I started going to work again today. I've been promising myself for the past 2 months that I will go back to work again but everytime the day comes, I keep postponing it. I think I've used up all the excuses in the book.
Oh well, today, I finally gave in and showed up at the office. It's actually the second time this month that I went to the office so that's really quite something considering the last time I was there to actually do some work was maybe November of last year. Anyway, this time, I really need to stick to my plans and start working again. Even if it's only a couple of hours each day. I need to stop making excuses and actually going. Hopefully this will be a start of something productive for me. I need to get my lazy butt off of the computer chair and start doing something other than surf the net. It is so addicting though, I can't help myself.

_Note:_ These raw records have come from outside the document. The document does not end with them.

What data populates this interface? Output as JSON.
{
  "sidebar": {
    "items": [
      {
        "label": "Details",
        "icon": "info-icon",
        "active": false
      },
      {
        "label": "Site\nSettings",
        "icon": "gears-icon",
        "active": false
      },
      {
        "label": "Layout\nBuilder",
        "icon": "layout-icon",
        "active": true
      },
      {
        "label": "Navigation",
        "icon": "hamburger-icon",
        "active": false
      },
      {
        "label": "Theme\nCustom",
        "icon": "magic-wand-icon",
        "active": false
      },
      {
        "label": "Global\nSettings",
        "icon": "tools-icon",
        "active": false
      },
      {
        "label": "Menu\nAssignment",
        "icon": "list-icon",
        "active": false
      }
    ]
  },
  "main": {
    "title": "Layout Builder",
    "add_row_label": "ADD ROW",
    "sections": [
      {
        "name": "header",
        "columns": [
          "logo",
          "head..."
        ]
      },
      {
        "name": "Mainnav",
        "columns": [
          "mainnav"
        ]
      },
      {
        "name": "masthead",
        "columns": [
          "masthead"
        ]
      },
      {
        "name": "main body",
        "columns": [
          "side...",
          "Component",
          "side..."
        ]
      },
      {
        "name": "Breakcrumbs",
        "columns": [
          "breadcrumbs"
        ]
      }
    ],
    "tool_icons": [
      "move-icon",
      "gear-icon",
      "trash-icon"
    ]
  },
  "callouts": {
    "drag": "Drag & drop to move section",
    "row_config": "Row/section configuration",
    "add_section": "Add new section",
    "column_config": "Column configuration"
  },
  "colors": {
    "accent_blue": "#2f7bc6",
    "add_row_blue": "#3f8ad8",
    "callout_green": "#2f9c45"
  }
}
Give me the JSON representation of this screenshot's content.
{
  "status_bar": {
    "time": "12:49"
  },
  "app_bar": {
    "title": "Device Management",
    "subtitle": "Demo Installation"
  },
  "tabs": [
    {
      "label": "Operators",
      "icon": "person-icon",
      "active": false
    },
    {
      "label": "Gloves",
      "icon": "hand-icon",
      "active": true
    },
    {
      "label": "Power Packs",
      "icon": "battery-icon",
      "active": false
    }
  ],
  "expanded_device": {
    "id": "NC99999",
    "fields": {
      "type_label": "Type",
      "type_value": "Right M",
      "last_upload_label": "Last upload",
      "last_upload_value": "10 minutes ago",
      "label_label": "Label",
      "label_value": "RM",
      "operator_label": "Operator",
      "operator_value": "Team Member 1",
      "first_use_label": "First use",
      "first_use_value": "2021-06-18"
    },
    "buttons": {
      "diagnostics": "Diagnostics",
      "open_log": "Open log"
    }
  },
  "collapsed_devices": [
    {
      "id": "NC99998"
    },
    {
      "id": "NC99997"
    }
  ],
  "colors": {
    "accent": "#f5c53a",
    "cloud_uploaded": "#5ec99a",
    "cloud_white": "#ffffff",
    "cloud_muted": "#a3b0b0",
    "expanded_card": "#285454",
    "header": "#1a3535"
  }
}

If I can keep going to work for at least 3 times a week and a couple of hours a day, I think that would be good for a start. I just have to take baby steps and hopefully make it. I just have to be a full time mom too while working. No babysitters, I can just imagine how my days would be like. With a 5 year old going to school every day and a toddler that is so clingy, my days would be so busy. The only time I get to myself is when everybody else is in bed sleeping. So, that leads to a problem I've had for a while with sleeping. Even if I'm so tired, I just can't sleep earlier than midnight. I've been waking up between 7:00 - 7:30 in the morning though even if I sleep around 2:00 or 3:00. I don't know what's wrong with me. Insomnia will take its toll soon I know. For now, I know this blog will add to the list of things that will keep me up until the wee hours of the night, or should I say morning:-)
Hmmm... maybe this blog is a good tool to actually let all my feelings go. It's been so long since I've put my thoughts in writing that somehow it's so freeing. I might actually like this.